After eight years of training with his eyes set on the Paralympics and nearly five months waiting to see if he would survive the whittling of the team from 22 to 17, the call had built up some weight.
It was in September when Gemmell went to Toronto for his second effort at making the Paralympic team –he tried in 2010 but was not chosen. He made the cut there, but so did 21 others and only 17 were destined to be on the final roster. So, over the five months, the roster has been whittled down, with each cut making Gemmell nervous.
“It’s been a nerve-racking season. When you’re kind of sitting on the bubble and you never know if the next phone call you receive is going to be telling you your done with the team for the year, so it’s a nerve-racking situation.”
The last time he tried out, he got that call, so he new what it was like. But with time playing internationally in Korea and Sochi, Gemmell has picked up his game enough to make it.
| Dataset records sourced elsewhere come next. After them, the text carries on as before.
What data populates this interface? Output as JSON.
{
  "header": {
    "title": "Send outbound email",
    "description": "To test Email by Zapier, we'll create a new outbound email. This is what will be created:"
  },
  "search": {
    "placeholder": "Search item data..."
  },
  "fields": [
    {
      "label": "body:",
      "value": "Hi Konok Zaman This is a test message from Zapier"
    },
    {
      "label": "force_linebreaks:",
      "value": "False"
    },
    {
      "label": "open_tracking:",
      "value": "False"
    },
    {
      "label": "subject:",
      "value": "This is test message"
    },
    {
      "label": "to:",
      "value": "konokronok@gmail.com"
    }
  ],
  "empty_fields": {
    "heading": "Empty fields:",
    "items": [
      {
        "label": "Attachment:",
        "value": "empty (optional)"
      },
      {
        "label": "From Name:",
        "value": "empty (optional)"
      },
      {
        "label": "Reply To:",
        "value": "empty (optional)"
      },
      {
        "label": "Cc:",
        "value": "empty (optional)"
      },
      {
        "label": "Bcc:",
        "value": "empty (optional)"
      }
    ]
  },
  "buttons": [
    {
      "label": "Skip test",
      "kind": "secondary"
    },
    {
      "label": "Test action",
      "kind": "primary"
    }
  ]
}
After months on the edge, Gemmell’s now trying to calm down and ignore the build up in favour of focusing on his game and what he should do.
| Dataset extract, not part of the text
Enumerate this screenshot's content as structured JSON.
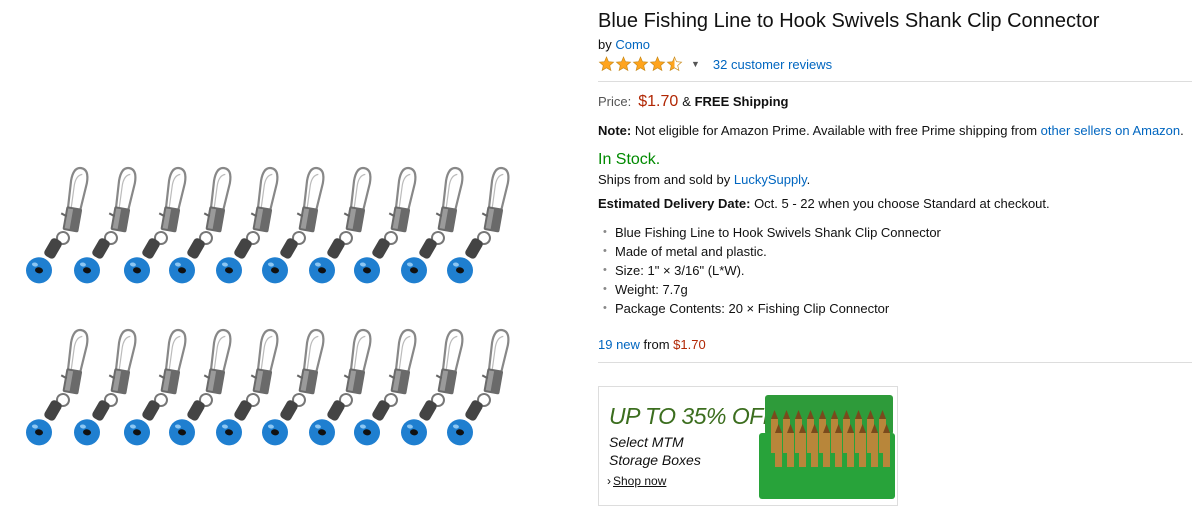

“I’m imagining it’s going to be an unreal experience. I’m trying not to think too much about the whole Olympic Village atmosphere and focus on the simple things about the game and just playing hockey and that’s what I need to focus on,” he said.
That focus on doing what he is able to and trying to ignore the rest is obvious throughout Gemmell’s plans.
“I just want to go there and if I get to play, I get to play and if I don’t then support my team,” Gemmell said.
And at the end of it all, his focus is pinned on that shiny Midas metal at the end.
There are a few potential bumps along the road, though, as the perennial rivals the U.S. National team is sitting close behind them in the international rankings and the hometown, Russian team is ranked third, but Gemmell knows everyone on the Canadian team is working as hard as they can to make the maple leaf proud.
“We don’t want to go there and place second. Right now we’re ranked number one and we’d like to stay that way. There’s a lot of work for each of us if we want to stay that way though,” he said.
So, with his eyes focused firmly on his play and the prize at the end, Gemmell’s hard at work training in his new home of Delta, B.C.
“I’m on the ice down here a minimum of four days a week and off ice training every day of the week to try to push to be the best player I can be,” he said.
Indeed, it was the training that brought him to Delta B.C., where he could find other sledge hockey players to train with and play with, which was not the case here in Quesnel.
“It was always just me on the ice in Quesnel,” Gemmell said.
Now, though, he has the Canadian Team to train with once again. He’ll travel to Calgary this weekend for a week long training camp, one of two before the team heads to Sochi in late February to train for the early March games.